Mathematical fiction is a genre of creative fictional work in which mathematics and mathematicians play important roles. The form and the medium of the works are not important. The genre may include poems, short stories, novels or plays; comic books; films, videos, or audios. One of the earliest, and much studied, work of this genre is Flatland: A Romance of Many Dimensions, an 1884 satirical novella by the English schoolmaster Edwin Abbott Abbott. Mathematical fiction may have existed since ancient times, but it was recently rediscovered as a genre of literature; since then there has been a growing body of literature in this genre, and the genre has attracted a growing body of readers. For example, Abbott's Flatland 19th century novel spawned a sequel in the 20th century Sphereland and again in the 21st century Flatterland authored by Ian Stewart.

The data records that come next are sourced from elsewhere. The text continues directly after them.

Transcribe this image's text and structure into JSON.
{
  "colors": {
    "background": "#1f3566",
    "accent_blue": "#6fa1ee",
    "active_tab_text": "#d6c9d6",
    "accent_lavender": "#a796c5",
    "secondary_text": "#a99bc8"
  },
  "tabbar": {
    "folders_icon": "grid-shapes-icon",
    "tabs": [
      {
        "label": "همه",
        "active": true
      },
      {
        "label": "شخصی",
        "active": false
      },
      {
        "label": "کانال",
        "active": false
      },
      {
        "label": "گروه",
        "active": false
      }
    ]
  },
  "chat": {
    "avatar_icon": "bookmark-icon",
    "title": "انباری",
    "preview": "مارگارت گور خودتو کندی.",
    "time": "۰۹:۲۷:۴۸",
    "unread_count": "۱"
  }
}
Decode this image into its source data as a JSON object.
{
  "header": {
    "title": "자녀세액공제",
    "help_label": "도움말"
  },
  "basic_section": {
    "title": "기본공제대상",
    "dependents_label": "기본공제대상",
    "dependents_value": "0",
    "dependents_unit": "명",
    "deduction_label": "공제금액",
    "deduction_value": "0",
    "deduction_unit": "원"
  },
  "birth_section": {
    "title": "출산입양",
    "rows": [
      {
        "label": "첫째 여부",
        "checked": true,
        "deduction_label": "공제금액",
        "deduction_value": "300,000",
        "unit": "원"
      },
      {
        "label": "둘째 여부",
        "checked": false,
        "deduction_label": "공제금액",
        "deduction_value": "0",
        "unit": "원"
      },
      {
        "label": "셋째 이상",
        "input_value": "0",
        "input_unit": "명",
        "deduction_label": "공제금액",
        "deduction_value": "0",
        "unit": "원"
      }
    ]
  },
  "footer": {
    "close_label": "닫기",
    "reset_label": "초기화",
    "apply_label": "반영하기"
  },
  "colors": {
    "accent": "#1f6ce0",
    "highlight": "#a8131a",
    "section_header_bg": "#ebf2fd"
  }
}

==A database of mathematical fiction==
Alex Kasman, a professor of mathematics at the College of Charleston, who maintains a database of works that could possibly be included in this genre, has a broader definition for the genre: Any work "containing mathematics or mathematicians" has been treated as mathematical fiction. Accordingly, Gulliver's Travels by Jonathan Swift, War and Peace by Lev Tolstoy, Mrs. Warren's Profession by George Bernard Shaw, and several similar literary works appear in Kasman's database because these works contain references to mathematics or mathematicians, even though mathematics and mathematicians are not important in their plots. According to this broader approach, the oldest extant work of mathematical fiction is The Birds, a comedy by the ancient Greek playwright Aristophanes performed in 414 BCE. Kasman's database has a list of more than one thousand items of diverse categories like literature, comic books and films.